Iron & B12 On A Plant Based Diet - Are You Getting Enough?

The question around plant-based diets is almost always about whether or not you are meeting your nutritional requirements, in particular - are you consuming enough Iron & B12. Here at KOJA, we are huge advocates of plant-centric dietary patterns and are passionate about showing you how you can still meet your Iron and B12 requirements and feel your best! 

Let's get into it....

What is the role of Vitamin B12 and why do we need it?

Vitamin B12 plays a crucial role in maintaining normal brain function, nerve function and for the production of red blood cells.

Vitamin B12 is usually obtained exclusively from animal-based sources such as dairy, meat and fish, which makes it difficult for those following a plant-based diet to consume enough. You know that we always advocate for a 'food first' approach here at KOJA, however we recognise that sometimes this isn't feasible for everyone, especially those who follow a plant-based diet in its entirety. 

Therefore, using a B12 supplement or consuming fortified foods such as Vegemite, nutritional yeast, certain cereals and alternative milks is the only way to ensure you’re getting enough B12.

If you are purchasing a B12 fortified product, look for at least 1ug (we require 2.4ug/day) of B12 per serving. This information will be located in the nutrition information panel on either the side or back of the packet. 

If you believe a B12 supplement or injection is required, always consult with your doctor and dietitian on the most appropriate intervention for you. 

Let's talk about Iron - Why do we need it?

Iron is important for the production of red blood cells, carrying oxygen around the body, releasing energy from cells and for maintaining a healthy immune system.

There are two types of iron

 1. Haem (found in animal-based sources)
2. Non-haem (found in plant-based sources)

The main difference between the two forms of iron is that haem iron is more bioavailable, therefore our bodies are able to absorb it easier. Not to worry though, we can still get all the Iron we need from non-haem sources too! 

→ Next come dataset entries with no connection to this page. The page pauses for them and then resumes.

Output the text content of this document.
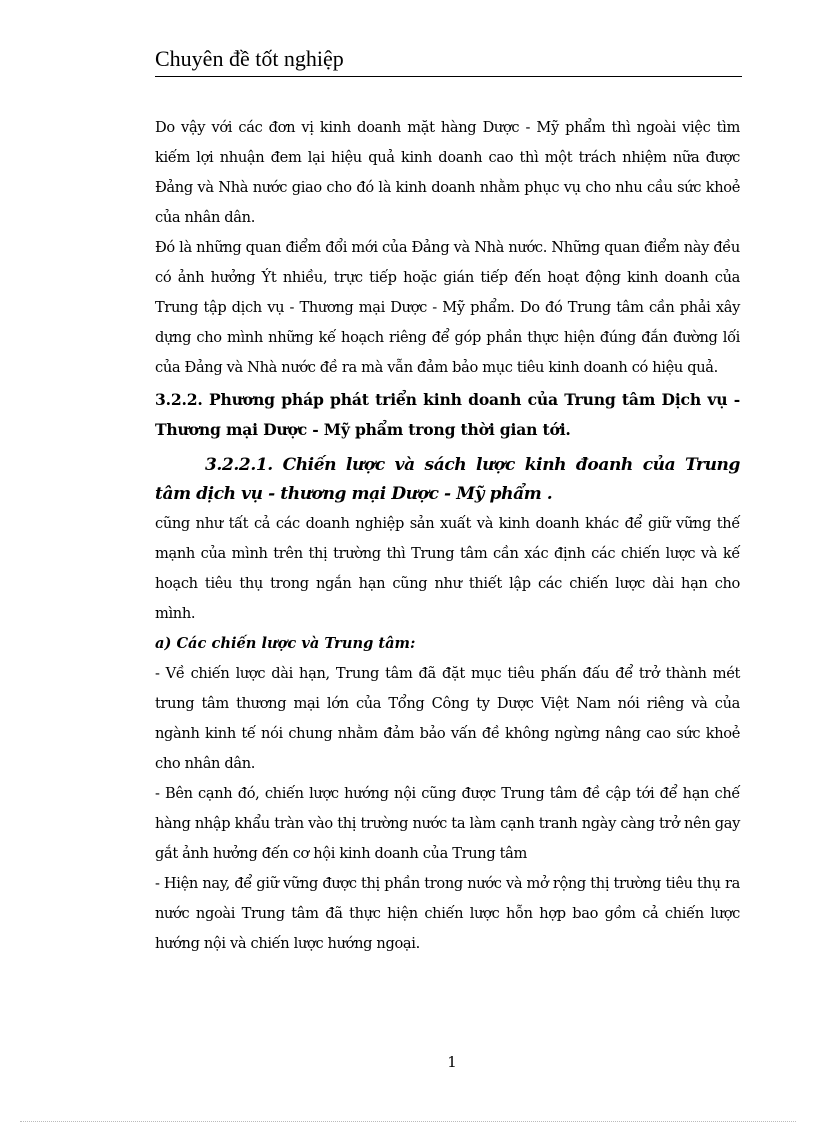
Chuyên đề tốt nghiệp

Do vậy với các đơn vị kinh doanh mặt hàng Dược - Mỹ phẩm thì ngoài việc tìm kiếm lợi nhuận đem lại hiệu quả kinh doanh cao thì một trách nhiệm nữa được Đảng và Nhà nước giao cho đó là kinh doanh nhằm phục vụ cho nhu cầu sức khoẻ của nhân dân.

Đó là những quan điểm đổi mới của Đảng và Nhà nước. Những quan điểm này đều có ảnh hưởng Ýt nhiều, trực tiếp hoặc gián tiếp đến hoạt động kinh doanh của Trung tập dịch vụ - Thương mại Dược - Mỹ phẩm. Do đó Trung tâm cần phải xây dựng cho mình những kế hoạch riêng để góp phần thực hiện đúng đắn đường lối của Đảng và Nhà nước đề ra mà vẫn đảm bảo mục tiêu kinh doanh có hiệu quả.

3.2.2. Phương pháp phát triển kinh doanh của Trung tâm Dịch vụ - Thương mại Dược - Mỹ phẩm trong thời gian tới.

3.2.2.1. Chiến lược và sách lược kinh đoanh của Trung tâm dịch vụ - thương mại Dược - Mỹ phẩm .

cũng như tất cả các doanh nghiệp sản xuất và kinh doanh khác để giữ vững thế mạnh của mình trên thị trường thì Trung tâm cần xác định các chiến lược và kế hoạch tiêu thụ trong ngắn hạn cũng như thiết lập các chiến lược dài hạn cho mình.

a) Các chiến lược và Trung tâm:

- Về chiến lược dài hạn, Trung tâm đã đặt mục tiêu phấn đấu để trở thành mét trung tâm thương mại lớn của Tổng Công ty Dược Việt Nam nói riêng và của ngành kinh tế nói chung nhằm đảm bảo vấn đề không ngừng nâng cao sức khoẻ cho nhân dân.

- Bên cạnh đó, chiến lược hướng nội cũng được Trung tâm đề cập tới để hạn chế hàng nhập khẩu tràn vào thị trường nước ta làm cạnh tranh ngày càng trở nên gay gắt ảnh hưởng đến cơ hội kinh doanh của Trung tâm

- Hiện nay, để giữ vững được thị phần trong nước và mở rộng thị trường tiêu thụ ra nước ngoài Trung tâm đã thực hiện chiến lược hỗn hợp bao gồm cả chiến lược hướng nội và chiến lược hướng ngoại.

1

How much iron do I need a day?

According to the National Health and Medical Research Council, the recommended intake for menstruating women is 18mg/day while men (and post-menopausal women) only require 8mg/day

Plant based sources of iron

 -   Tofu

-   Chickpeas, red kidney beans, lentils etc

-   Nuts and seeds including cashews, almonds, sunflower seeds, pepita seeds etc.

-   Fortified breakfast cereals 

-   Green leafy vegetables like kale, silverbeet, spinach

-   Dried fruits such as raisins, apricots, pears

So how do I maximise my iron absorption on a plant-based diet?

 We are glad you asked, here are our top tips below:

  1. Pair iron-rich foods with vitamin C-rich foods to help increase absorption:

    Vitamin C-rich foods include citrus fruits, berries, capsicum, tomatoes, broccoli, cauliflower and kiwi fruit to name a few.

    Into practice...

    Try kiwi fruit on top of your cereal, hummus and tomato on your favourite savoury biscuit, include capsicum as part of a tofu stir fry or curry or a lemon and olive oil dressing on a lentil and kale salad.
  1. Make small swaps to your usual recipes and meals by adding in an iron-rich food.

    Into practise...

    Use pepita seeds or sunflower seeds over pine nuts for an iron-rich pesto, further boost it by throwing in some kale or loads of spinach and add in lemon juice to aid with the absorption.
  1. Aim for a little higher than the recommended daily intake each day. 

  2. Try to avoid having tea, coffee or wine with or close to meals (at least 30 minutes prior or after meal consumption) as these contain tannins which can prevent iron absorption.